Abstract
Background: Surgical resection is currently considered the only potentially curative option as a treatment strategy of colorectal liver metastases (CRLM). However, the criteria for selection of resectable CRLM are not clear. The aim of this study was to confirm a new prognostic indicator of CRLM after hepatic resection. Patients and Methods: One hundred thirty nine patients who underwent initial surgical resection from 1994 to 2015 were investigated retrospectively. Prognostic factors of overall survival including the product of maximum diameter and number of metastases (MDN) were analyzed. Results: Primary tumor differentiation, vessel invasion, lymph node (LN) metastasis, non-optimally resectable metastases, H score, grade of liver metastases, resection with non-curative intent and MDN were found to be prognostic factors of overall survival (OS). In multivariate analyses of clinicopathological features associated with OS, MDN and non-curative intent were independent prognostic factors. Patients with MDN ≥30 had shown significantly poorer prognosis than patients with MDN <30 in OS and relapse-free survival (RFS). Conclusion: MDN ≥30 is an independent prognostic factor of survival in patients with CRLM and optimal surgical criterion of hepatectomy for CRLM.
The liver is the most common site of metastasis in patients with colorectal cancer (CRC) (1), with 15-25% of patients presenting synchronous colorectal liver metastases (CRLM) (2). In addition, another 25-50% of patients develop subsequent metachronous metastases during the course of the disease (2, 3). Surgical resection is currently considered the only potentially curative option for patients with metastatic CRC confined to the liver (4, 5), and is associated with a 5-year overall survival (OS) rate of 37-58% (6). However, only 15-30% of patients with liver metastases may be initially resectable (7, 8), but the criteria for selection of resectable CRLM remain unclear.

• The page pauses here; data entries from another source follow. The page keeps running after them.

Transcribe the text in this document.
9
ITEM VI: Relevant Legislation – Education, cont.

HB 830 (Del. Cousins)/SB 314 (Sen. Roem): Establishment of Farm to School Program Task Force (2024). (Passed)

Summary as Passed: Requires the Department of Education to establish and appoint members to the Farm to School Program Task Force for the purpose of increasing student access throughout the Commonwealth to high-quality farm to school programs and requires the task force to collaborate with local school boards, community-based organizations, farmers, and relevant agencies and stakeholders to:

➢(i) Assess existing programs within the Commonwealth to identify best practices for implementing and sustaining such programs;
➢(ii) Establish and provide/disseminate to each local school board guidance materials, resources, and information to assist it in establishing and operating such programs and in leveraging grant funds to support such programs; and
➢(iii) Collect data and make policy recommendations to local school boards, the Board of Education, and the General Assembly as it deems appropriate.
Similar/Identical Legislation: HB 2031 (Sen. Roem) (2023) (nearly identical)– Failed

According to Nordlinger et al., patients with CRLM have been classified into three clinical categories: (i) patients with resectable metastatic disease; (ii) patients with metastatic disease that is not optimally resectable (tumor size >5 cm, >4 metastases, synchronous CRLM, primary lymph node (LN)-positive, positive tumor markers and/or technically difficult) and (iii) patients unlikely to ever become resectable (9). Neoadjuvant chemotherapy was recommended for patients with resectable and unresectable CRLM, whereas first-line surgical resection was recommended only for patients with solitary metastases ≤2 cm and good prognostic features (10). In the European Society for Medical Oncology (ESMO) consensus guidelines for the management of patients with CRLM, patients were categorized by technical and oncological criteria. Oncological categories include (i) concomitant extrahepatic disease; (ii) number of lesions ≥5; (iii) tumor progression, with no mention of tumor size (11). However, clear criteria of surgical resection for CRLM have never been established.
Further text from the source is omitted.